The bug was invisible in the happy path. That’s what made it so irritating.

--range has two ways to find entries: anchor-based lookup (find the entry whose anchor commit lives in the range) and diff-based discovery (scan the actual changes). In v0.15.3, the diff-based path was a fallback — it only kicked in when anchor lookup returned zero results. Which sounds reasonable until you think about what happens when anchor lookup returns some results but not all of them.

A feature branch gets squash-merged. Half the anchors still point at commits that exist on the target branch. The other half point at commits that were rewritten during the squash — they’re ghosts now. Anchor lookup finds the survivors, returns a non-empty set, and the fallback never fires. The entries with stale anchors just… vanish. No error, no warning. Silent data loss.

The fix is conceptually simple: stop treating diff-based discovery as a fallback. Run both paths unconditionally, union the results, deduplicate by entry ID. The anchor path catches what it can; the diff path catches what it can; together they cover the full picture. It’s the kind of change where you look at the before and after and wonder why it was ever the other way — but of course it was the other way because the stale-anchor scenario hadn’t materialized yet when the original code was written. Fallback architectures are optimistic by nature. They assume failure is binary: everything works or nothing does. Partial failure, the most common kind of failure in distributed-ish systems, sneaks right past them.

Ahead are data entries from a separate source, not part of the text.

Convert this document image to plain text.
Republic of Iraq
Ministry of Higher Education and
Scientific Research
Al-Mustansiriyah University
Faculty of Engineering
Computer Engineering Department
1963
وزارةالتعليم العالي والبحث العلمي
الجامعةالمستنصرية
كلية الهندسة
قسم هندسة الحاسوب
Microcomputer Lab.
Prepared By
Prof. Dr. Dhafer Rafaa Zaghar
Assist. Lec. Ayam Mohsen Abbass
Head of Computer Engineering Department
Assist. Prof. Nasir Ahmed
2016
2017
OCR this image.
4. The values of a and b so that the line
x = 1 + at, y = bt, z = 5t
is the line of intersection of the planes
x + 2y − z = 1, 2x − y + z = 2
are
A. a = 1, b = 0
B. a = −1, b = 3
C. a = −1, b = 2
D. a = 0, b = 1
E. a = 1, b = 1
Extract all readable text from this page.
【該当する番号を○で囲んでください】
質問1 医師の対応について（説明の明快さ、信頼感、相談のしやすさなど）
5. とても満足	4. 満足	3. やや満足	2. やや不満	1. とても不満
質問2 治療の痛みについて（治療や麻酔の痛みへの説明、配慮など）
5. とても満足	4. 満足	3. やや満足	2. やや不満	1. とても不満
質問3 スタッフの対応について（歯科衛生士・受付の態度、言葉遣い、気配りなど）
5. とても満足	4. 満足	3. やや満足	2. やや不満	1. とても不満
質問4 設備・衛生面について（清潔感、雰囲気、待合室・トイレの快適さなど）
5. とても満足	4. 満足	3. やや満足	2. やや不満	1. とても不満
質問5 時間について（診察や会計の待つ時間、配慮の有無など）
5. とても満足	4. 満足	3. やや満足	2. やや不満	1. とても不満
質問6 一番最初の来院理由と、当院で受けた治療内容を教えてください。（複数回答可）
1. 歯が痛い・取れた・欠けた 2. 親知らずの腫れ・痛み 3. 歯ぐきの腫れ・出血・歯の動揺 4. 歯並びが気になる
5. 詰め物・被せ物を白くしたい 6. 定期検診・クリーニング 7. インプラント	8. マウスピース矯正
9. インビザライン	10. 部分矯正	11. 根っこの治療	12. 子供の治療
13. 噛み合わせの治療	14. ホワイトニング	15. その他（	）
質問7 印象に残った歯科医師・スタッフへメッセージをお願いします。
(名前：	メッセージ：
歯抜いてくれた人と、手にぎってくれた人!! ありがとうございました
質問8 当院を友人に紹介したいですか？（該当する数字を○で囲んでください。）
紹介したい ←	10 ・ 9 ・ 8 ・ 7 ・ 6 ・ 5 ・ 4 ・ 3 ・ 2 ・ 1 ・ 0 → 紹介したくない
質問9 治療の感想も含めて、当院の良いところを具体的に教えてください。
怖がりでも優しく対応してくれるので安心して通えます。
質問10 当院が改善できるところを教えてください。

But the --range fix was really the last domino. The deeper problem had already been churning for a while: squash and rebase workflows fundamentally break anchor tracking. An anchor commit is a promise — this SHA identifies where this entry was born. Rewriting history breaks that promise. And when the promise breaks, things get weird. pending would dump every reachable commit as “undocumented.” HasPendingCommits would error out, which blocked hooks. Agents — automated consumers of the ledger — would see hundreds of false-positive pending commits, dutifully try to re-document all of them, and create mountains of duplicates.

The response was a kind of graceful degradation philosophy applied across several surfaces at once. HasPendingCommits now returns false on ErrStaleAnchor instead of bubbling up the error — hooks don’t block, work doesn’t stop. pending reports zero actionable commits and shows a clear warning explaining the stale anchor situation, rather than vomiting an incomprehensible commit list. And doctor gained two new diagnostic checks: it inspects merge strategy configuration (pull.rebase, merge.ff) and detects stale anchors directly. The idea is that doctor tells you why things are degraded before you even notice the degradation.

The pattern here is worth naming: fail narrow, diagnose wide. When a subsystem hits a state it can’t fully trust, it should minimize the blast radius of its own confusion (return safe defaults, don’t block workflows) while maximizing the visibility of the underlying cause (surface it in a diagnostic tool, not inline with unrelated output).

This also prompted a proper integration guide — a document aimed at plugin maintainers and agents working with the ledger, explaining the anchor problem, the mechanics of hooks, and concrete recommendations for merge-friendly workflows. Documentation isn’t glamorous, but when your users are other tools, clarity about failure modes matters more than any feature.

The stale anchor problem isn’t solved in any permanent sense. History rewriting and content-addressed anchoring are in fundamental tension, and no amount of fallback logic makes that tension disappear. What is solved: the system no longer pretends everything is fine when it isn’t, and no longer panics when it could simply shrug and point you toward doctor. That’s solid ground — the kind where you know exactly which compromises you’re standing on.


This post was written with AI assistance.